Der Fehler wird am neu im svn hinzugefügten mailinglisten support liegen. Wie es aussieht werden die postfix hash dataienen dafür nicht bei der installation sondern erst beim anlegen der ersten mailingliste erstellt. Das wird auf jeden fall noch bis zum release der Funktionen im installer angepasst werden. SVN ist halt nur für entwickler gedacht, da sind die Funktionen noch nicht alle getestet.


----------



## ITSK (10. Apr. 2018)

Benötige ebenfalls dringend Hilfe nach einem Update.

Meine Vertretung hat heute Nacht einige gravierende Fehler gemacht. Als ich den Hilferuf erhielt, konnte ich weder senden noch empfangen, leider sind alle Mailkonten betroffen. Offensichtlich kommen die Mails beim Server an, werden jedoch nicht richtig verarbeitet.
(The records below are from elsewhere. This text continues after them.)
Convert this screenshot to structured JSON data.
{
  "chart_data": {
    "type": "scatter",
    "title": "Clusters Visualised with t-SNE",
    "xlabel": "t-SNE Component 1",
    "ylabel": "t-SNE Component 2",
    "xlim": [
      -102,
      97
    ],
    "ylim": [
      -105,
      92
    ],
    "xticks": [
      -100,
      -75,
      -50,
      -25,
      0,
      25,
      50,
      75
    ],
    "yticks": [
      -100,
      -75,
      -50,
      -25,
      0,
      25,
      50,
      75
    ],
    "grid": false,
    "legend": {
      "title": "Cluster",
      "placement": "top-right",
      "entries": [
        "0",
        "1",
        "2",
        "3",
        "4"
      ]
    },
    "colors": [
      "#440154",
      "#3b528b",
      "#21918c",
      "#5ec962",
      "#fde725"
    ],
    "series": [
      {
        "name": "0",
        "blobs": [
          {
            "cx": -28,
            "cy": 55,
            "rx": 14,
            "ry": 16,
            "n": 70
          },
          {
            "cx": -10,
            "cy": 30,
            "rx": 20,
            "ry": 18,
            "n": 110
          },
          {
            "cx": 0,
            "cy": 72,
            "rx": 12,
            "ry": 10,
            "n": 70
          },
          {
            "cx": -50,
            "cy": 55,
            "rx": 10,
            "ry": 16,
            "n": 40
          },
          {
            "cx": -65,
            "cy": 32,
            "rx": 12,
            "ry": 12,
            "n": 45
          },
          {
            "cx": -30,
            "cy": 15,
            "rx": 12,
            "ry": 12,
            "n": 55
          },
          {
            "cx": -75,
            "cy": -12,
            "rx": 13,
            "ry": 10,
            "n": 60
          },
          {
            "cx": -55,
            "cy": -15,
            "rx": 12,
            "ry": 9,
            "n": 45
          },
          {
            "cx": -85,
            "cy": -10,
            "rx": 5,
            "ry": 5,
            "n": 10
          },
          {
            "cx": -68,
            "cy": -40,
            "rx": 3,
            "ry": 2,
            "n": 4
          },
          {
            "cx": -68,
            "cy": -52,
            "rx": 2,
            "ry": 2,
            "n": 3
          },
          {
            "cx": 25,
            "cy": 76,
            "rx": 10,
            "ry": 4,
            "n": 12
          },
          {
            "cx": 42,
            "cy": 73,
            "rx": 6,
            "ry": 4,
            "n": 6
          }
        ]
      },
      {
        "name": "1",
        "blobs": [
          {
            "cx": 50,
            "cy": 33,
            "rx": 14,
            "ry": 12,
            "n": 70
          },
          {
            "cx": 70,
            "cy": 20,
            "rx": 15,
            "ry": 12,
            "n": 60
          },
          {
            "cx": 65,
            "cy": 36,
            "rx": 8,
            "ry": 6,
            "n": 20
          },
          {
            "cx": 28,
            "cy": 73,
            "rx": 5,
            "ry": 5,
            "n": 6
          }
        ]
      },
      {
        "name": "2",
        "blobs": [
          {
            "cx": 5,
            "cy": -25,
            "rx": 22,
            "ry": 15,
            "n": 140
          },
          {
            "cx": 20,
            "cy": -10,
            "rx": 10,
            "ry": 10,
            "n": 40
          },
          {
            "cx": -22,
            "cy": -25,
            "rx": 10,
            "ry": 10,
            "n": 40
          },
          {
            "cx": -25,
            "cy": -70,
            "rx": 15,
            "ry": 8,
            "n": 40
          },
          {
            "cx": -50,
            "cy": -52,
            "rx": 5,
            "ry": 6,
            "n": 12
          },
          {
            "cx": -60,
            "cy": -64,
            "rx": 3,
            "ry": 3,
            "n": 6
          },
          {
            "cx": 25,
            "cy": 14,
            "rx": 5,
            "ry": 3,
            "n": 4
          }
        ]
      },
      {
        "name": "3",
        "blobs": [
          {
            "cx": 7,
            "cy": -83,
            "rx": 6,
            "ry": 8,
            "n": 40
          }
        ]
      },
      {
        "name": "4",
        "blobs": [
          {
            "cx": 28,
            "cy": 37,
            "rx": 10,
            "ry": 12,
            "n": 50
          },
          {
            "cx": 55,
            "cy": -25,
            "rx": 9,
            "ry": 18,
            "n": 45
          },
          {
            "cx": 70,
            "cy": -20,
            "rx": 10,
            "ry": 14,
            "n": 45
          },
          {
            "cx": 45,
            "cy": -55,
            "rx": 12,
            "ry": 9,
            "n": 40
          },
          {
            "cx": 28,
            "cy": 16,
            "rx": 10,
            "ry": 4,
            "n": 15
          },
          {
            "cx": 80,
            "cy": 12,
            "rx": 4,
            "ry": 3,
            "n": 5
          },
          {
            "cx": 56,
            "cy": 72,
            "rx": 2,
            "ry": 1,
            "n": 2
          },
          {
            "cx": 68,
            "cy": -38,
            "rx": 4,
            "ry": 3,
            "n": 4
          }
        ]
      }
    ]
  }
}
Leider kenne ich mich mit ISPconfig fast nicht aus. Ich habe mich entschieden selbst nichts am Server zu verändern, um die Lage nicht zu verschlimmern.

*Was ist passiert:*
1. ein Update von ISPconfig 3.x auf 3.1.8p1 wurde durchgeführt, OHNE ein vorheriges Backup vom Server zu machen.
2. es wurde wärend des Updates angeblich ein Backup von ISPconfig angeboten und auch erstellt.
3. ein Update des Betriebssystems (CentOS 6) wurde durchgeführt, erneut OHNE ein vorheriges Backup vom Server zu machen.

Wer kann helfen? Teamviewer, TeamSpeak, oder telefonisch jederzeit möglich.


----------



## florian030 (10. Apr. 2018)

1. die aktuelle Version wäre besser gewesen
2. schau mal in /var/backup
3. das sollte nicht das Problem sein, wenn Du keinen Versionssprung hast.

schau mal nach, ob amavis und dovecot bzw. courier überhaupt laufen. Ggf. einmal die entsprechenden Dienste starten.


----------